Electronic – Increasing wire gauge by twisting pairs

gaugewire

I have a cable like this with 4 wires inside. Each wire is 20 AWG.

I've been told that I can twist the ends together (i.e. green and red, white and black) on both ends of the cable and this will effectively increase the wire gauge.

This would make perfect sense to me if the wires were naked (no green/red/white/black plastic coat around it) so it would be copper twisted the full length instead of just the ends… does the coat affect the current? I'm not an electrician or EE so I'm not too sure about this.

I want to use this for sprinkler valves.

4-wire cable

Best Answer

If you twist two wires together, each would carry half the current, so you'd "effectively increase the gauge." American Wire Gauges go down by about 10 for every factor of ten in cross-sectional area. If you had ten #20 wires connected in parallel, they could carry as much power as one #10 wire. With two #20 wires, you'd have the equivalent of one #17 wire.
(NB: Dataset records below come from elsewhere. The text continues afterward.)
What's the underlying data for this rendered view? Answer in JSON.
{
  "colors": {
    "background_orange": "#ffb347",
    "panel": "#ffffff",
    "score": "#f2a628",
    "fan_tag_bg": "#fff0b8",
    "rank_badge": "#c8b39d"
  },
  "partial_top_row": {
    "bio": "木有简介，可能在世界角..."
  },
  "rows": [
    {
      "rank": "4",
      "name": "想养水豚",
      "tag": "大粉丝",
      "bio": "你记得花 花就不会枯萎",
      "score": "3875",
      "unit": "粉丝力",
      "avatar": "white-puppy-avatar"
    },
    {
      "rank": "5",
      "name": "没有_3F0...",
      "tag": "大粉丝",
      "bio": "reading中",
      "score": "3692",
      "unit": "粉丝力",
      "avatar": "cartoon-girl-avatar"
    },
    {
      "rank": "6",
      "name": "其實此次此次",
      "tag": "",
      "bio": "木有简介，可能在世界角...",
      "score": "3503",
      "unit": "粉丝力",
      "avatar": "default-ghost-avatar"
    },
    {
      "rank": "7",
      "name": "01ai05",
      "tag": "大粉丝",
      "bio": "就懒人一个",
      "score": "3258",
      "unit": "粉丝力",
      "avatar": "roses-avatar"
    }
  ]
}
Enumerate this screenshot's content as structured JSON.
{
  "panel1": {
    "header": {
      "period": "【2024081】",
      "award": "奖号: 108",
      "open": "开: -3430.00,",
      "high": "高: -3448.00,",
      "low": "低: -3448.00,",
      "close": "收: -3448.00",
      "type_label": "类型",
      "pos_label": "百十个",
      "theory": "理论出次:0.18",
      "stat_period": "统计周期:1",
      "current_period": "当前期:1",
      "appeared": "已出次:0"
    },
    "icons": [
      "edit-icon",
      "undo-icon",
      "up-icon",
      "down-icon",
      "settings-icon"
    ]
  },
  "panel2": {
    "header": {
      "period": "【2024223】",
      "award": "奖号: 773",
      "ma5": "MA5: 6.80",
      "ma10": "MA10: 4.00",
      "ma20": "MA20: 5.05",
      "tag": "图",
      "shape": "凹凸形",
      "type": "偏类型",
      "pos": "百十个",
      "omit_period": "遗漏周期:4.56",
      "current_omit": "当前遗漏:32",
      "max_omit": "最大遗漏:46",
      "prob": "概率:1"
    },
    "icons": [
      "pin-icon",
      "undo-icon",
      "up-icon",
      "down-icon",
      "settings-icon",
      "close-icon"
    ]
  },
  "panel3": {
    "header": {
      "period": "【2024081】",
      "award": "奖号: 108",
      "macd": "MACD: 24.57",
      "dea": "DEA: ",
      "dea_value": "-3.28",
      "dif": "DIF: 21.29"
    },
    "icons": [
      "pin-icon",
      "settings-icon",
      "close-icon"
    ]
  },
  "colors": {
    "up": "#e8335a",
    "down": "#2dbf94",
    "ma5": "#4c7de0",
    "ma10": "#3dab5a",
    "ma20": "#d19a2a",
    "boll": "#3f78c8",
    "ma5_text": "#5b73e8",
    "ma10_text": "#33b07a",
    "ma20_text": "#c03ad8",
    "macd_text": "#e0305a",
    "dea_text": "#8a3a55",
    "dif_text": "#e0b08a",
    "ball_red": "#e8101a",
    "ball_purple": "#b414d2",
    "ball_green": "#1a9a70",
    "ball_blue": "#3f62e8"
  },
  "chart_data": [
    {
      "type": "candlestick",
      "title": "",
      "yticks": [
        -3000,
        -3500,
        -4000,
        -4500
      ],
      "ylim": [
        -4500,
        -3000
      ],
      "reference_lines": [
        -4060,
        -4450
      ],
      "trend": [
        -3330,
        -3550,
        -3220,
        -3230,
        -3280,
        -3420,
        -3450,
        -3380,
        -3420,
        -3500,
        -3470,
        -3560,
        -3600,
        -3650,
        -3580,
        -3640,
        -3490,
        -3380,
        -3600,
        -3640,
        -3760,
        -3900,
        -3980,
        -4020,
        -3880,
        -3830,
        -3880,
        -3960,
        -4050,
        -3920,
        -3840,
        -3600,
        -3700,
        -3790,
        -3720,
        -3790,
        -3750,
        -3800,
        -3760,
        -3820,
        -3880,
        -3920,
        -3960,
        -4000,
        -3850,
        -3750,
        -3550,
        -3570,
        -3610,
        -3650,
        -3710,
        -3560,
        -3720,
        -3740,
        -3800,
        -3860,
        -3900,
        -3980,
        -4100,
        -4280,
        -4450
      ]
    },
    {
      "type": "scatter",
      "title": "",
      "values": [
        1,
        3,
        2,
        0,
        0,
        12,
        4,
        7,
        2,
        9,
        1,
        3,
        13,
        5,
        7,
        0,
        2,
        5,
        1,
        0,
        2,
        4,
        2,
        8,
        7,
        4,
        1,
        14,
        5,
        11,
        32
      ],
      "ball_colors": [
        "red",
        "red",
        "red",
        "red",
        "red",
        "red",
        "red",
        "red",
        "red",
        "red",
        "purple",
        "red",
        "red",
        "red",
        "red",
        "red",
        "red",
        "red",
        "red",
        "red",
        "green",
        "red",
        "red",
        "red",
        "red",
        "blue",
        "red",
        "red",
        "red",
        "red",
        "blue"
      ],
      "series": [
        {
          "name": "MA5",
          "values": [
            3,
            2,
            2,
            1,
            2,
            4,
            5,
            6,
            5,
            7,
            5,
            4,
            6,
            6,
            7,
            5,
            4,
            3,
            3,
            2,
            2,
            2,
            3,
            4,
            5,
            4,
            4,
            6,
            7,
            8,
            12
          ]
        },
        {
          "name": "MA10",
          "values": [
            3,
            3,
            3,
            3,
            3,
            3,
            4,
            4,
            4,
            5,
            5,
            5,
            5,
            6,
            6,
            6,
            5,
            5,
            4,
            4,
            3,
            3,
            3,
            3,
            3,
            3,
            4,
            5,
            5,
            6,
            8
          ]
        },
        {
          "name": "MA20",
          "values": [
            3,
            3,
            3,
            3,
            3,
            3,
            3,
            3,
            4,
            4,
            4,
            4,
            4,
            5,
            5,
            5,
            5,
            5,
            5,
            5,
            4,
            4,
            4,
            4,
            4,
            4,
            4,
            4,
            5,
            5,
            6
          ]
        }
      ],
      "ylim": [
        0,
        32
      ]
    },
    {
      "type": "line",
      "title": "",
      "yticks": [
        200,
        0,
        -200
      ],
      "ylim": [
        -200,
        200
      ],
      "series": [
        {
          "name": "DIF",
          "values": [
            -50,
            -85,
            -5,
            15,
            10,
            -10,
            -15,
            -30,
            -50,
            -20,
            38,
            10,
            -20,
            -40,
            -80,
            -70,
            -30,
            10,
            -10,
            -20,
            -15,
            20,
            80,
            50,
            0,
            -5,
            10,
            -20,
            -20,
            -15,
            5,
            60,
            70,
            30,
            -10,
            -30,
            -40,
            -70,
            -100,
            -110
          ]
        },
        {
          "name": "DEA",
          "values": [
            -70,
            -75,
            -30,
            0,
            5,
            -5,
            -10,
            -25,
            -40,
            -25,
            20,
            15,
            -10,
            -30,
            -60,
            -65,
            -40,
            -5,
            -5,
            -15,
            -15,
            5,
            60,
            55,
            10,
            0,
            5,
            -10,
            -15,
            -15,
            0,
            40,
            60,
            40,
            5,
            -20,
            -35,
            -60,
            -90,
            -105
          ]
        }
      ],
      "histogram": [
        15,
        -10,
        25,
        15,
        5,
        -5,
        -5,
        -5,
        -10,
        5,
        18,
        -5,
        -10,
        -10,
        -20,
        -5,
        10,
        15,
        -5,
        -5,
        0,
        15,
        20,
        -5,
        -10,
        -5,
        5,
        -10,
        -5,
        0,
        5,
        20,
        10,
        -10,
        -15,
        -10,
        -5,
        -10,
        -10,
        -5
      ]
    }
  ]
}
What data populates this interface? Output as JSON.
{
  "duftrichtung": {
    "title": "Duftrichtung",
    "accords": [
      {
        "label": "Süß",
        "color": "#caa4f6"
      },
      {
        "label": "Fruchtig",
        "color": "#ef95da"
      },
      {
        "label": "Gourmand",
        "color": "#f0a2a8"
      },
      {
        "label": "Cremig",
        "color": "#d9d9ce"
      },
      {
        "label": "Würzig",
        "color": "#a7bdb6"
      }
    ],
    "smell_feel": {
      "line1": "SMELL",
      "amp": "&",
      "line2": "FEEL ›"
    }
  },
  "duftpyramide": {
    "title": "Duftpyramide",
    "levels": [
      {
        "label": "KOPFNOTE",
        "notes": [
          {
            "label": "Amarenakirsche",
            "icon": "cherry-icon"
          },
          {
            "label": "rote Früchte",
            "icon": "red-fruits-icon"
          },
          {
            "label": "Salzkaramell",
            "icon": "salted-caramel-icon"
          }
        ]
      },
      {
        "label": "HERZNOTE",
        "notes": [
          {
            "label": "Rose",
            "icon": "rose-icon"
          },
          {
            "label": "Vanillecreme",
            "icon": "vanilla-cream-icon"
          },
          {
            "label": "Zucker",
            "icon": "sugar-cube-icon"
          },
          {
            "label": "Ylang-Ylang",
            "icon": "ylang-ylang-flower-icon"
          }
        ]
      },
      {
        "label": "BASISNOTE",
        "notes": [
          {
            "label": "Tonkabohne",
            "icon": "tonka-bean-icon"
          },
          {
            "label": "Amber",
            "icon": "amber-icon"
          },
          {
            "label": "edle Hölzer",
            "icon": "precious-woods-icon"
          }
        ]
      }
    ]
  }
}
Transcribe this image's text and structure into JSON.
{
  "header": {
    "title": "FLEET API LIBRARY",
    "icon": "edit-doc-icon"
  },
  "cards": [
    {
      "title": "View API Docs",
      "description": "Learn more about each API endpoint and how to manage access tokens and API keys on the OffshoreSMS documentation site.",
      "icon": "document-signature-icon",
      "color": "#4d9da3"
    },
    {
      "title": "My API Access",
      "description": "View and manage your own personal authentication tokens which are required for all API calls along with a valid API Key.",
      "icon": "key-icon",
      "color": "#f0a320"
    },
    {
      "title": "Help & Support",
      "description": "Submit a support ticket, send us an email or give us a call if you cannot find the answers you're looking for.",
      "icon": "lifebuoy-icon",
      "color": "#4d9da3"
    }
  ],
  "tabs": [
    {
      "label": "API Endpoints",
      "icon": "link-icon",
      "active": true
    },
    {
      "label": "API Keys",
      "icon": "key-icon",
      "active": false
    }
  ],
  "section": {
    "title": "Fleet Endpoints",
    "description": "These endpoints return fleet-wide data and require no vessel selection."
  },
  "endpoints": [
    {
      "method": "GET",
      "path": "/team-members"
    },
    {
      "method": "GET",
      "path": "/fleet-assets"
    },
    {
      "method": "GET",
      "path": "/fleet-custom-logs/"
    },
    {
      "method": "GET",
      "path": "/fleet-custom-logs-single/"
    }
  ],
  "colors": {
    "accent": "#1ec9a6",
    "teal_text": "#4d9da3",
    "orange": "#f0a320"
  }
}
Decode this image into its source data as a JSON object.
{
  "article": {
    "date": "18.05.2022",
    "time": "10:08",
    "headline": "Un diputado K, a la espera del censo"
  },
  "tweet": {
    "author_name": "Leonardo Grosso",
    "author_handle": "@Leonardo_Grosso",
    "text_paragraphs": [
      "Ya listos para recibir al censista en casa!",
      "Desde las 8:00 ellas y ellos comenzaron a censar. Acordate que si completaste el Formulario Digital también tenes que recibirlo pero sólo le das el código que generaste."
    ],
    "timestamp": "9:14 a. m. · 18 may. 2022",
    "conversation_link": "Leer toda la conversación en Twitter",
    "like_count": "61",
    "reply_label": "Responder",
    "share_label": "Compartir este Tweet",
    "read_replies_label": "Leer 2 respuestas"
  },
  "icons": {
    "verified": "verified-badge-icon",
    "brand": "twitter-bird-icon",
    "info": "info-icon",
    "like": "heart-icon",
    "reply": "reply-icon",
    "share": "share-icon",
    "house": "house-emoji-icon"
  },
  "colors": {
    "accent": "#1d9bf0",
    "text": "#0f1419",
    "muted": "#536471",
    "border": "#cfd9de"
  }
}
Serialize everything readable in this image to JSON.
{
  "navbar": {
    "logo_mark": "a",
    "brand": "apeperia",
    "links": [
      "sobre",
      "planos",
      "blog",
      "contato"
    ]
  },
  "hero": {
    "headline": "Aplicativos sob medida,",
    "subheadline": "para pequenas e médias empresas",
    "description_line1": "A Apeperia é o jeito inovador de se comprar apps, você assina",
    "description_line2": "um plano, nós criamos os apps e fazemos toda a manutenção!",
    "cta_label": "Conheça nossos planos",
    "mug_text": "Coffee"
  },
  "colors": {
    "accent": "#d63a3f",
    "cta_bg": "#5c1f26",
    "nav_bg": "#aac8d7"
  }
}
(A handy "rule of thumb" value: #40 copper wire has about an Ohm of resistance for each foot. By the rule above, #30 would have an Ohm for every ten feet, and #20 an Ohm for every 100 feet.)

Note that connecting wires in parallel may work at DC or low frequency AC. For audio, RF, or other purposes, you'd just mess up the wire characteristics, and cause yourself problems.